Normally, the couples I work with can reach an agreement about what is best and should happen with the family pet. If there is a dog and a cat, maybe each party can take one animal. What if Mom and Dad both love the family dog? If children are involved, I usually suggest that the dog follow where the kids are living most of the time. Some families continue to share in visitation with the pets. This is great for the animals because they are still loved and have attention on several fronts.
Sharing the family pet gets much more complicated when you begin to consider vet bills or the expense of pet food and medicine. It is always important to discuss the pets and the ramification of what is going to happen with them as a result of your divorce or legal separation. I have some people who agree to split the costs which is memorialized formally in the divorce judgement. Sadly, when the economy is down, I have had a few families have to give up their pet because they find themselves having to move to a smaller apartment that doesn’t take pets.
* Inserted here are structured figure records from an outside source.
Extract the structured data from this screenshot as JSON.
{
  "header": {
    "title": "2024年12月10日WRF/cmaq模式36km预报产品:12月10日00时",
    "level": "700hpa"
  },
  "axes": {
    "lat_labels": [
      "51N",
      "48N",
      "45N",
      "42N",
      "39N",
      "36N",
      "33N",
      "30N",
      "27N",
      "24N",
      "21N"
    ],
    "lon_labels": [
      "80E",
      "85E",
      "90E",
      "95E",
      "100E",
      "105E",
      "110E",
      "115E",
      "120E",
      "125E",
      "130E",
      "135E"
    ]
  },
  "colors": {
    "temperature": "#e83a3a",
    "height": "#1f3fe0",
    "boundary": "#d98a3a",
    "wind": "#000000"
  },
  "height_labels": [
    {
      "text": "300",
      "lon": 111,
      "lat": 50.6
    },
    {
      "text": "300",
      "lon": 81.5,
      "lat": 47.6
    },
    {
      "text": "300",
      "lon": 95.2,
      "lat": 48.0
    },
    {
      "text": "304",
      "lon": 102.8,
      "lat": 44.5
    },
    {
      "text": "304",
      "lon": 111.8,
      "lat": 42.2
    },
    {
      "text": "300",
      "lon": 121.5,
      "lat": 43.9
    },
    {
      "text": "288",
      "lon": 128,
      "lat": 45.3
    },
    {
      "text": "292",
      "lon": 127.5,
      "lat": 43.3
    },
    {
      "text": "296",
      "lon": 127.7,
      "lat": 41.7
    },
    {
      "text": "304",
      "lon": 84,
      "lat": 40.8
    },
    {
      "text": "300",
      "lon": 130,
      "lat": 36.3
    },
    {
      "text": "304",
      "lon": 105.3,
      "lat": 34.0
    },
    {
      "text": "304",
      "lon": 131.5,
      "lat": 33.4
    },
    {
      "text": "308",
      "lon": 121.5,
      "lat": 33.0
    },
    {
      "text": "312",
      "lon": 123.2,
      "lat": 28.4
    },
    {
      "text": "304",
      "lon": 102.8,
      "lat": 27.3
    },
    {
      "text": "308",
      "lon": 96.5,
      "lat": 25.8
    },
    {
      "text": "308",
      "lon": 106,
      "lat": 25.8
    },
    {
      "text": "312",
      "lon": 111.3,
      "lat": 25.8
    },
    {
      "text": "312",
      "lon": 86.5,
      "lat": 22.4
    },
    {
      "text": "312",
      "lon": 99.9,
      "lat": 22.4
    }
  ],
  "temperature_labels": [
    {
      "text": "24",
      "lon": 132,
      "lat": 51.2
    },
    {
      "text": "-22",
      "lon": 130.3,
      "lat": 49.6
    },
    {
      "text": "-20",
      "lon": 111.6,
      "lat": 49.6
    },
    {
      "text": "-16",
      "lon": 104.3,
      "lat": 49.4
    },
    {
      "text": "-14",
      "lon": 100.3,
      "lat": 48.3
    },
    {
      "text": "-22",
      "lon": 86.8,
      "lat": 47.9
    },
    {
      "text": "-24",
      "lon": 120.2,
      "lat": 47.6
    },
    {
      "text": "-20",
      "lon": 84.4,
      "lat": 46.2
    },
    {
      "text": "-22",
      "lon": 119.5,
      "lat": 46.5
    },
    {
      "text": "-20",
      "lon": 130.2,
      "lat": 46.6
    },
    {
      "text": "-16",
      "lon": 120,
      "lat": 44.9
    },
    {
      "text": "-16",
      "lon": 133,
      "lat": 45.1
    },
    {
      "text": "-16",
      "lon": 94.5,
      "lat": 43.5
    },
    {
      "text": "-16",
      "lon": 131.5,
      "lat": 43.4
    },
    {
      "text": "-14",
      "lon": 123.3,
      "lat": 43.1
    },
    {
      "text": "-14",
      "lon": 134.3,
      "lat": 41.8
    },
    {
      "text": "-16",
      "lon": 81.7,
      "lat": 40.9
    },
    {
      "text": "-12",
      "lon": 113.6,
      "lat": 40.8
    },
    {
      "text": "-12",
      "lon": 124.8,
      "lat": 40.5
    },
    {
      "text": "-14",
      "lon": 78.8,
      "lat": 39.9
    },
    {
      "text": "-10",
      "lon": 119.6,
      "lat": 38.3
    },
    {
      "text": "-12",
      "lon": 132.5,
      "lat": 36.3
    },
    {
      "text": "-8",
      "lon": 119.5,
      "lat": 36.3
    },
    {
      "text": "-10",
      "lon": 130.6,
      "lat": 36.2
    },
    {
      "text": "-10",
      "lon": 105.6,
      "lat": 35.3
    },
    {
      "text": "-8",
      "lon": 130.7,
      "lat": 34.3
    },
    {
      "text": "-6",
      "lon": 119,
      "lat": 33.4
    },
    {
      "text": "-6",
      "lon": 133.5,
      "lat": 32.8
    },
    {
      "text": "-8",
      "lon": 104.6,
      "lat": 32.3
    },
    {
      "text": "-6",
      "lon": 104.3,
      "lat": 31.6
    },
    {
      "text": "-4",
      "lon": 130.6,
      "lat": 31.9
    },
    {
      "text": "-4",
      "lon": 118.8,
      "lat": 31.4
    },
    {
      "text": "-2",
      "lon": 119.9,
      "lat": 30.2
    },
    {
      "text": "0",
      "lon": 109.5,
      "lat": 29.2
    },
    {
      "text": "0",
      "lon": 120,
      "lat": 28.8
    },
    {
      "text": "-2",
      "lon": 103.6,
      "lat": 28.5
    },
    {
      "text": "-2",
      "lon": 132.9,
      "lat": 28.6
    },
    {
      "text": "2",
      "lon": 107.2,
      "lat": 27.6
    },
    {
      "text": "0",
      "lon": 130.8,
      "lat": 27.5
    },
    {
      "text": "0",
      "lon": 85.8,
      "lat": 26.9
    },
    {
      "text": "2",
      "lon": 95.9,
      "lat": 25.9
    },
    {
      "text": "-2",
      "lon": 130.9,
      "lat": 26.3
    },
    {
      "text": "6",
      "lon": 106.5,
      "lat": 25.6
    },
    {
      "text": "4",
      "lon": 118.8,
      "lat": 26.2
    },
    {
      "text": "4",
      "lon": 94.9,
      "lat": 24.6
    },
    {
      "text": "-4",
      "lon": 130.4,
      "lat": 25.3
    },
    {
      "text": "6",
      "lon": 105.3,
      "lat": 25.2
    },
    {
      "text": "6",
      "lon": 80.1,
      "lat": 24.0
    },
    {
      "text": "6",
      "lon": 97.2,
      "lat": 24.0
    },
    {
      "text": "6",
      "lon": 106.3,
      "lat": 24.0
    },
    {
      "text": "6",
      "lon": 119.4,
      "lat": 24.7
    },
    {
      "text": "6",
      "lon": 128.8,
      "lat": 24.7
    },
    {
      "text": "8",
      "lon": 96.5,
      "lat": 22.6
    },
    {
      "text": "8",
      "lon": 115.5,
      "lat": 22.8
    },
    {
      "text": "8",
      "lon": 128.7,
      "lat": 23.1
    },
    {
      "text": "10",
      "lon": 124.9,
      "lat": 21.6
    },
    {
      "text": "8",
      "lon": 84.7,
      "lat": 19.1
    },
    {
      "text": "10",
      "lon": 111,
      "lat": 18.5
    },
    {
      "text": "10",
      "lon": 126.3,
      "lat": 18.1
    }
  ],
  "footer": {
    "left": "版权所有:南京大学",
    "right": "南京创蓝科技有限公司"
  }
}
Regardless of your situation, family pet decisions need to be made at the time of divorce so there is no misunderstanding of what is going to happen with the animals. I have had several cases involving horses and this can be a real burden on the party maintaining the horses. It might be fair for both parents to kick in on the cost of housing and feeding a horse if their child is getting enjoyment out of the horse. If, for example, the horse is only the Wife’s, then she alone may become responsible for such costs.
Of course each case is unique and it depends on a number of hard facts and circumstances. One of my most memorable cases involved the family’s pet goat. Both parties loved the goat and wanted full custody of the goat. As silly as it sounds, we set up a goat visitation plan just like a child custody and parenting time plan and it worked!
When you are looking at separating, don’t forget to keep the animals and family pets in the equation so they can have the very best love and care. Just like children, they don’t have a say in the family breakup but there is a big responsibility to make sure they are okay and well taken care of. Like so many other items in divorce, people tend to lose sight of the family pet in divorce. Also like so many other items in divorce, a peaceful collaborative discussion among all parties usually yields the longest lasting and most positive outcome for everyone.